Sociocultural and Dietary Practices Among Malay Subjects in the North-Eastern Region of Peninsular Malaysia: A Region of Low Prevalence of Helicobacter pylori Infection
Article first published online: 3 JAN 2012
© 2011 Blackwell Publishing Ltd
Volume 17, Issue 1, pages 54–61, February 2012
How to Cite
Lee, Y. Y., Ismail, A. W., Mustaffa, N., Musa, K. I., Majid, N. A., Choo, K. E., Mahendra Raj, S., Derakhshan, M. H., Malaty, H. M. and Graham, D. Y. (2012), Sociocultural and Dietary Practices Among Malay Subjects in the North-Eastern Region of Peninsular Malaysia: A Region of Low Prevalence of Helicobacter pylori Infection. Helicobacter, 17: 54–61. doi: 10.1111/j.1523-5378.2011.00917.x
- Issue published online: 3 JAN 2012
- Article first published online: 3 JAN 2012
- H. pylori;
- sociocultural factors;
- dietary factors;
Background and Aim: The prevalence of Helicobacter pylori infection is exceptionally low among the Malays in the north-eastern region of Peninsular Malaysia. The reasons are unknown. Our aim was to compare environmental factors that differed in relation to H. pylori prevalence among Malays born and residing in Kelantan.

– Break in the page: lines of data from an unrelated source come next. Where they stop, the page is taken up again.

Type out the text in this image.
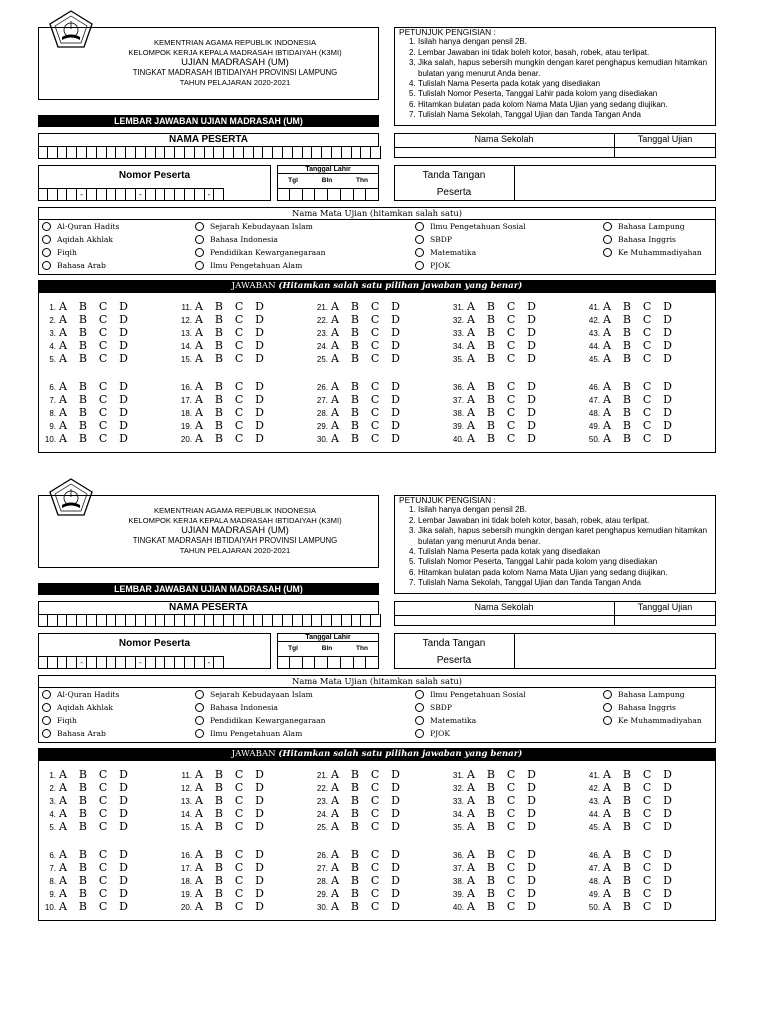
KEMENTRIAN AGAMA REPUBLIK INDONESIA
KELOMPOK KERJA KEPALA MADRASAH IBTIDAIYAH (K3MI)
UJIAN MADRASAH (UM)
TINGKAT MADRASAH IBTIDAIYAH PROVINSI LAMPUNG
TAHUN PELAJARAN 2020-2021
PETUNJUK PENGISIAN :
1. Isilah hanya dengan pensil 2B.
2. Lembar Jawaban ini tidak boleh kotor, basah, robek, atau terlipat.
3. Jika salah, hapus sebersih mungkin dengan karet penghapus kemudian hitamkan bulatan yang menurut Anda benar.
4. Tulislah Nama Peserta pada kotak yang disediakan
5. Tulislah Nomor Peserta, Tanggal Lahir pada kolom yang disediakan
6. Hitamkan bulatan pada kolom Nama Mata Ujian yang sedang diujikan.
7. Tulislah Nama Sekolah, Tanggal Ujian dan Tanda Tangan Anda
LEMBAR JAWABAN UJIAN MADRASAH (UM)
NAMA PESERTA	Nama Sekolah	Tanggal Ujian
Nomor Peserta
-	-	-
Tanggal Lahir
Tgl	Bln	Thn	Tanda Tangan
Peserta
Nama Mata Ujian (hitamkan salah satu)
Al-Quran Hadits
Aqidah Akhlak
Fiqih
Bahasa Arab
Sejarah Kebudayaan Islam
Bahasa Indonesia
Pendidikan Kewarganegaraan
Ilmu Pengetahuan Alam
Ilmu Pengetahuan Sosial
SBDP
Matematika
PJOK
Bahasa Lampung
Bahasa Inggris
Ke Muhammadiyahan
JAWABAN (Hitamkan salah satu pilihan jawaban yang benar)
1. A B C D
2. A B C D
3. A B C D
4. A B C D
5. A B C D
6. A B C D
7. A B C D
8. A B C D
9. A B C D
10. A B C D
11. A B C D
12. A B C D
13. A B C D
14. A B C D
15. A B C D
16. A B C D
17. A B C D
18. A B C D
19. A B C D
20. A B C D
21. A B C D
22. A B C D
23. A B C D
24. A B C D
25. A B C D
26. A B C D
27. A B C D
28. A B C D
29. A B C D
30. A B C D
31. A B C D
32. A B C D
33. A B C D
34. A B C D
35. A B C D
36. A B C D
37. A B C D
38. A B C D
39. A B C D
40. A B C D
41. A B C D
42. A B C D
43. A B C D
44. A B C D
45. A B C D
46. A B C D
47. A B C D
48. A B C D
49. A B C D
50. A B C D
KEMENTRIAN AGAMA REPUBLIK INDONESIA
KELOMPOK KERJA KEPALA MADRASAH IBTIDAIYAH (K3MI)
UJIAN MADRASAH (UM)
TINGKAT MADRASAH IBTIDAIYAH PROVINSI LAMPUNG
TAHUN PELAJARAN 2020-2021
PETUNJUK PENGISIAN :
1. Isilah hanya dengan pensil 2B.
2. Lembar Jawaban ini tidak boleh kotor, basah, robek, atau terlipat.
3. Jika salah, hapus sebersih mungkin dengan karet penghapus kemudian hitamkan bulatan yang menurut Anda benar.
4. Tulislah Nama Peserta pada kotak yang disediakan
5. Tulislah Nomor Peserta, Tanggal Lahir pada kolom yang disediakan
6. Hitamkan bulatan pada kolom Nama Mata Ujian yang sedang diujikan.
7. Tulislah Nama Sekolah, Tanggal Ujian dan Tanda Tangan Anda
LEMBAR JAWABAN UJIAN MADRASAH (UM)
NAMA PESERTA	Nama Sekolah	Tanggal Ujian
Nomor Peserta
-	-	-
Tanggal Lahir
Tgl	Bln	Thn	Tanda Tangan
Peserta
Nama Mata Ujian (hitamkan salah satu)
Al-Quran Hadits
Aqidah Akhlak
Fiqih
Bahasa Arab
Sejarah Kebudayaan Islam
Bahasa Indonesia
Pendidikan Kewarganegaraan
Ilmu Pengetahuan Alam
Ilmu Pengetahuan Sosial
SBDP
Matematika
PJOK
Bahasa Lampung
Bahasa Inggris
Ke Muhammadiyahan
JAWABAN (Hitamkan salah satu pilihan jawaban yang benar)
1. A B C D
2. A B C D
3. A B C D
4. A B C D
5. A B C D
6. A B C D
7. A B C D
8. A B C D
9. A B C D
10. A B C D
11. A B C D
12. A B C D
13. A B C D
14. A B C D
15. A B C D
16. A B C D
17. A B C D
18. A B C D
19. A B C D
20. A B C D
21. A B C D
22. A B C D
23. A B C D
24. A B C D
25. A B C D
26. A B C D
27. A B C D
28. A B C D
29. A B C D
30. A B C D
31. A B C D
32. A B C D
33. A B C D
34. A B C D
35. A B C D
36. A B C D
37. A B C D
38. A B C D
39. A B C D
40. A B C D
41. A B C D
42. A B C D
43. A B C D
44. A B C D
45. A B C D
46. A B C D
47. A B C D
48. A B C D
49. A B C D
50. A B C D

Methods: A case–control study was conducted among Malays in Kelantan who underwent upper endoscopy between 2000 and 2008. Helicobacter pylori status was determined by gastric histology. Sociocultural and dietary factors were assessed using a validated investigator-directed questionnaire administered after 2008, and the data were analyzed using logistic regression analysis.
Results: The study group consisted of 161 subjects (79 H. pylori positive and 82 controls). Univariable analysis identified five poor sanitary practices associated with an increased prevalence of H. pylori infection: use of well water, use of pit latrine, less frequent boiling of drinking water, and infrequent hand wash practice after toilet use and before meals. Multivariable logistic regression analysis identified three variables inversely associated with H. pylori infection: frequent consumption of tea (OR: 0.023, 95% CI: 0.01–0.07), frequent use of “budu” or local anchovy sauce (OR: 0.09, 95% CI: 0.1–0.7), and frequent use of “pegaga” or centenella asiatica (OR: 0.25, 95% CI: 0.1–0.65).
Conclusions: Under the assumption that sanitary, sociocultural, and dietary habits have not changed over the years, we can conclude that an increased risk of H. pylori was associated with unsanitary practices whereas protection was associated with consumption of tea and locally produced foods, “pegaga” and “budu.” These dietary factors are candidates for future study on the effects on H. pylori transmission.